• December 24th 2012, 11:51 AM
lhurlbert
I was posed the question
"how many license plates contain at most 3 numerals followed by exactly 4 distinct letters"

I figured

3x26!-22! +
2x26!-22! +
1x26!-22!

How is this expressable or ssimplified and am I even correct
• December 24th 2012, 12:01 PM
Plato
Quote:

Originally Posted by lhurlbert
I was posed the question
"how many license plates contain at most 3 numerals followed by exactly 4 distinct letters"

I figured

3x26!-22! +
2x26!-22! +
1x26!-22!

That does not work.

There are $_{26}P_4=(26)(25)(24)(23)$ ways to have exactly 4 distinct letters.

There are $1+10+100+1000$ ways to at most three numerals.
Don't forget that are ten numerals, and "at most three" means 0, 1, 2, or 3.
• December 24th 2012, 09:22 PM
Soroban
Hello, lhurlbert!

Quote:

How many license plates contain at most 3 numerals followed by exactly 4 distinct letters?

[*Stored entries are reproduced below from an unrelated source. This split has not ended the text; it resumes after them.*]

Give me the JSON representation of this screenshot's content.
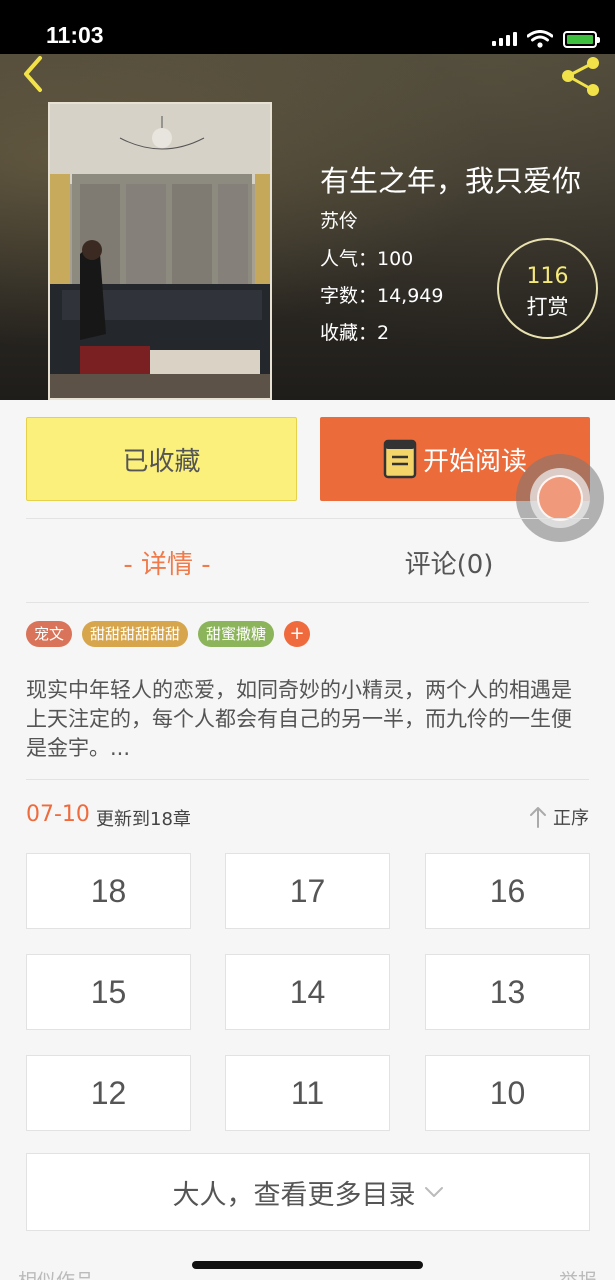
{
  "status": {
    "time": "11:03"
  },
  "book": {
    "title": "有生之年，我只爱你",
    "author": "苏伶",
    "popularity": "人气：100",
    "words": "字数：14,949",
    "favorites": "收藏：2"
  },
  "tip": {
    "count": "116",
    "label": "打赏"
  },
  "actions": {
    "favorited_label": "已收藏",
    "read_label": "开始阅读"
  },
  "tabs": {
    "detail": "- 详情 -",
    "comments": "评论(0)"
  },
  "tags": [
    {
      "label": "宠文",
      "color": "#d9745a"
    },
    {
      "label": "甜甜甜甜甜甜",
      "color": "#d6a54c"
    },
    {
      "label": "甜蜜撒糖",
      "color": "#8cb45a"
    }
  ],
  "tag_add": "+",
  "synopsis": "现实中年轻人的恋爱，如同奇妙的小精灵，两个人的相遇是上天注定的，每个人都会有自己的另一半，而九伶的一生便是金宇。...",
  "update": {
    "date": "07-10",
    "text": "更新到18章",
    "order": "正序"
  },
  "chapters": [
    "18",
    "17",
    "16",
    "15",
    "14",
    "13",
    "12",
    "11",
    "10"
  ],
  "more": {
    "label": "大人，查看更多目录"
  },
  "footer": {
    "left": "相似作品",
    "right": "举报"
  },
  "colors": {
    "accent": "#eb6b3b",
    "favorite": "#fbf07c",
    "tip_count": "#f5e97a"
  },
  "icons": [
    "back-icon",
    "share-icon",
    "book-icon",
    "arrow-up-icon",
    "chevron-down-icon",
    "signal-icon",
    "wifi-icon",
    "battery-icon"
  ]
}
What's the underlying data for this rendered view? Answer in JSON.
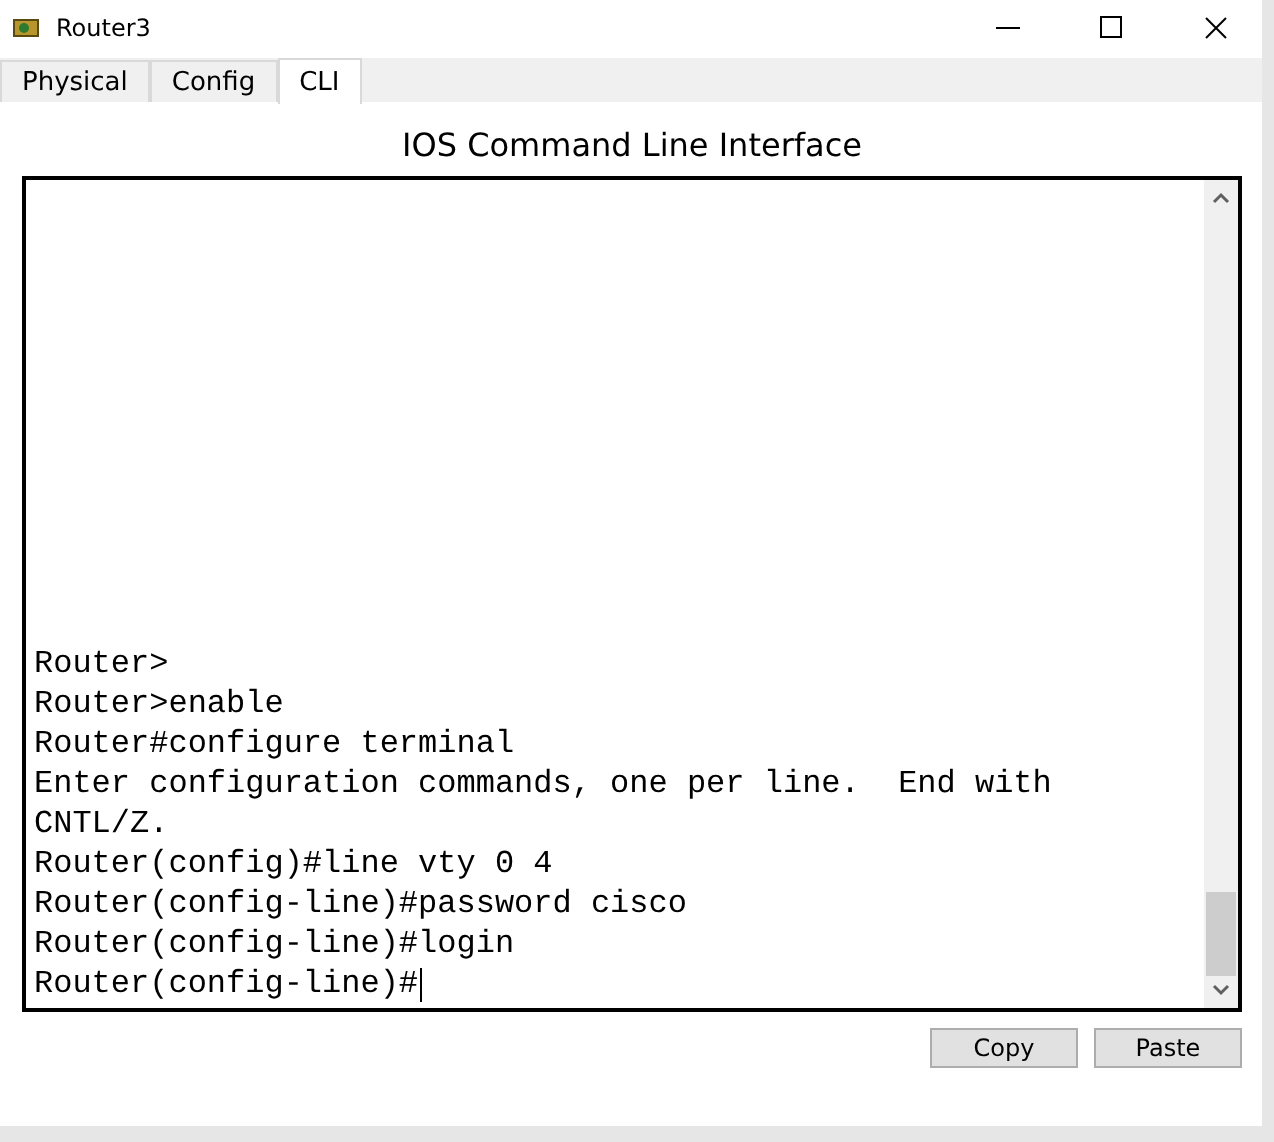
{
  "window": {
    "title": "Router3"
  },
  "tabs": [
    {
      "label": "Physical",
      "selected": false
    },
    {
      "label": "Config",
      "selected": false
    },
    {
      "label": "CLI",
      "selected": true
    }
  ],
  "heading": "IOS Command Line Interface",
  "terminal": {
    "lines": [
      "Router>",
      "Router>enable",
      "Router#configure terminal",
      "Enter configuration commands, one per line.  End with",
      "CNTL/Z.",
      "Router(config)#line vty 0 4",
      "Router(config-line)#password cisco",
      "Router(config-line)#login",
      "Router(config-line)#"
    ]
  },
  "buttons": [
    "Copy",
    "Paste"
  ]
}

It starts with at most 3 digits.

It can have no digits: 1 way.
It can have any number from 1 to 999.
. . Hence, there are 1000 choices for the numerals.

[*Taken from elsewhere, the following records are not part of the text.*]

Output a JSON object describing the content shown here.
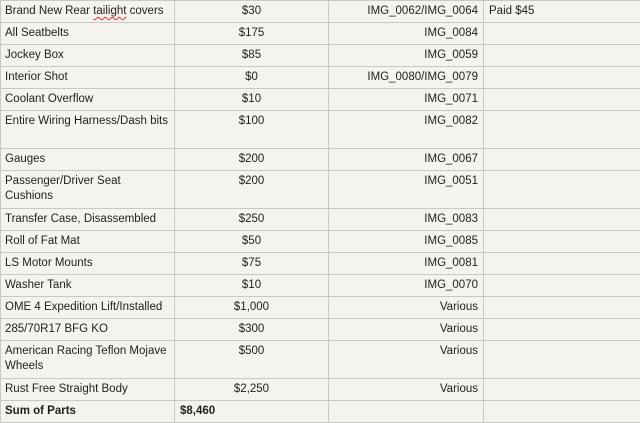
{
  "rows": [
    {
      "item_pre": "Brand New Rear ",
      "item_flag": "tailight",
      "item_post": " covers",
      "price": "$30",
      "images": "IMG_0062/IMG_0064",
      "note": "Paid $45",
      "tall": false
    },
    {
      "item": "All Seatbelts",
      "price": "$175",
      "images": "IMG_0084",
      "note": "",
      "tall": false
    },
    {
      "item": "Jockey Box",
      "price": "$85",
      "images": "IMG_0059",
      "note": "",
      "tall": false
    },
    {
      "item": "Interior Shot",
      "price": "$0",
      "images": "IMG_0080/IMG_0079",
      "note": "",
      "tall": false
    },
    {
      "item": "Coolant Overflow",
      "price": "$10",
      "images": "IMG_0071",
      "note": "",
      "tall": false
    },
    {
      "item": "Entire Wiring Harness/Dash bits",
      "price": "$100",
      "images": "IMG_0082",
      "note": "",
      "tall": true
    },
    {
      "item": "Gauges",
      "price": "$200",
      "images": "IMG_0067",
      "note": "",
      "tall": false
    },
    {
      "item": "Passenger/Driver Seat Cushions",
      "price": "$200",
      "images": "IMG_0051",
      "note": "",
      "tall": true
    },
    {
      "item": "Transfer Case, Disassembled",
      "price": "$250",
      "images": "IMG_0083",
      "note": "",
      "tall": false
    },
    {
      "item": "Roll of Fat Mat",
      "price": "$50",
      "images": "IMG_0085",
      "note": "",
      "tall": false
    },
    {
      "item": "LS Motor Mounts",
      "price": "$75",
      "images": "IMG_0081",
      "note": "",
      "tall": false
    },
    {
      "item": "Washer Tank",
      "price": "$10",
      "images": "IMG_0070",
      "note": "",
      "tall": false
    },
    {
      "item": "OME 4 Expedition Lift/Installed",
      "price": "$1,000",
      "images": "Various",
      "note": "",
      "tall": false
    },
    {
      "item": "285/70R17 BFG KO",
      "price": "$300",
      "images": "Various",
      "note": "",
      "tall": false
    },
    {
      "item": "American Racing Teflon Mojave Wheels",
      "price": "$500",
      "images": "Various",
      "note": "",
      "tall": true
    },
    {
      "item": "Rust Free Straight Body",
      "price": "$2,250",
      "images": "Various",
      "note": "",
      "tall": false
    }
  ],
  "total": {
    "label": "Sum of Parts",
    "value": "$8,460"
  }
}
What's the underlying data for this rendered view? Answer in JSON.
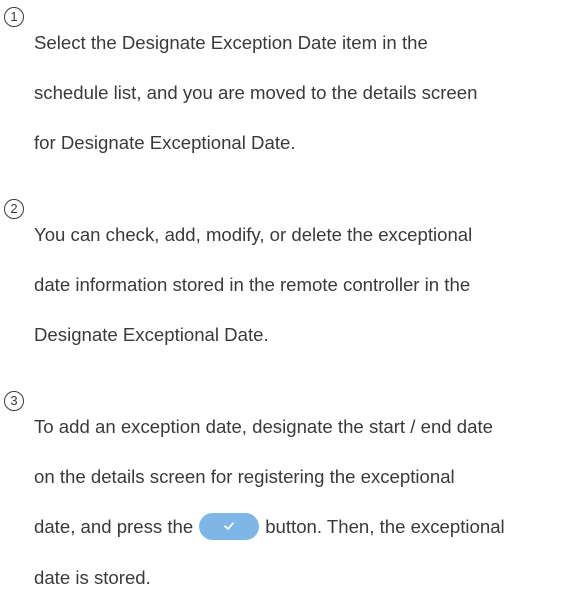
{
  "steps": [
    {
      "number": "1",
      "lines": [
        "Select the Designate Exception Date item in the",
        "schedule list, and you are moved to the details screen",
        "for Designate Exceptional Date."
      ]
    },
    {
      "number": "2",
      "lines": [
        "You can check, add, modify, or delete the exceptional",
        "date information stored in the remote controller in the",
        "Designate Exceptional Date."
      ]
    },
    {
      "number": "3",
      "lines": [
        "To add an exception date, designate the start / end date",
        "on the details screen for registering the exceptional"
      ],
      "line3_before": "date, and press the",
      "line3_after": "button. Then, the exceptional",
      "line4": "date is stored."
    }
  ],
  "colors": {
    "text": "#3a3a3a",
    "button_fill": "#7fb6e8",
    "button_icon": "#ffffff"
  },
  "icons": {
    "confirm_button_icon": "checkmark-icon"
  }
}
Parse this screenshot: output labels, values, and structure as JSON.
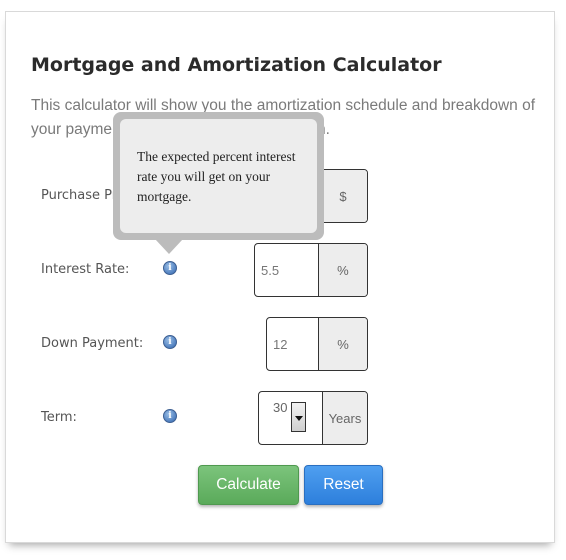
{
  "title": "Mortgage and Amortization Calculator",
  "intro": {
    "line1": "This calculator will show you the amortization schedule and breakdown of",
    "line2_start": "your payment",
    "line2_end": "n."
  },
  "fields": {
    "purchase_price": {
      "label": "Purchase Pri",
      "value": "",
      "unit": "$"
    },
    "interest_rate": {
      "label": "Interest Rate:",
      "value": "5.5",
      "unit": "%"
    },
    "down_payment": {
      "label": "Down Payment:",
      "value": "12",
      "unit": "%"
    },
    "term": {
      "label": "Term:",
      "value": "30",
      "unit": "Years"
    }
  },
  "info_icon_glyph": "i",
  "tooltip": {
    "text": "The expected percent interest rate you will get on your mortgage."
  },
  "buttons": {
    "calculate": "Calculate",
    "reset": "Reset"
  },
  "colors": {
    "calculate": "#5aaa5a",
    "reset": "#2d7fdc",
    "info_icon": "#4f7fbf"
  }
}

$\text{There are: }\,26\cdot25\cdot24\cdot23 \:=\:358,\!800\text{ possible four-letter "words"}$
. . $\text{with distinct letters.}$

$\text{Therefore, there are: }\,(1,\!000)(358,\!800) \:=\:358,\!800,\!000\text{ possible license plates.}$

• December 25th 2012, 04:59 AM
Plato
Quote:

Originally Posted by lhurlbert
I was posed the question
"how many license plates contain at most 3 numerals followed by exactly 4 distinct letters"

Quote:

Originally Posted by Soroban
It starts with at most 3 digits.
It can have no digits: 1 way.
It can have any number from 1 to 999.
. . Hence, there are 1000 choices for the numerals.

As you can see the answer above differs from the one I gave.
Here is why: I read the question in such a way that the plates $90ABXT~\&~090ABXT$ are different.
In other words: There is 1 way for no digits.
There are 10 ways for one digit.
There are 100 ways for two digits.
There are 1000 ways for three digits.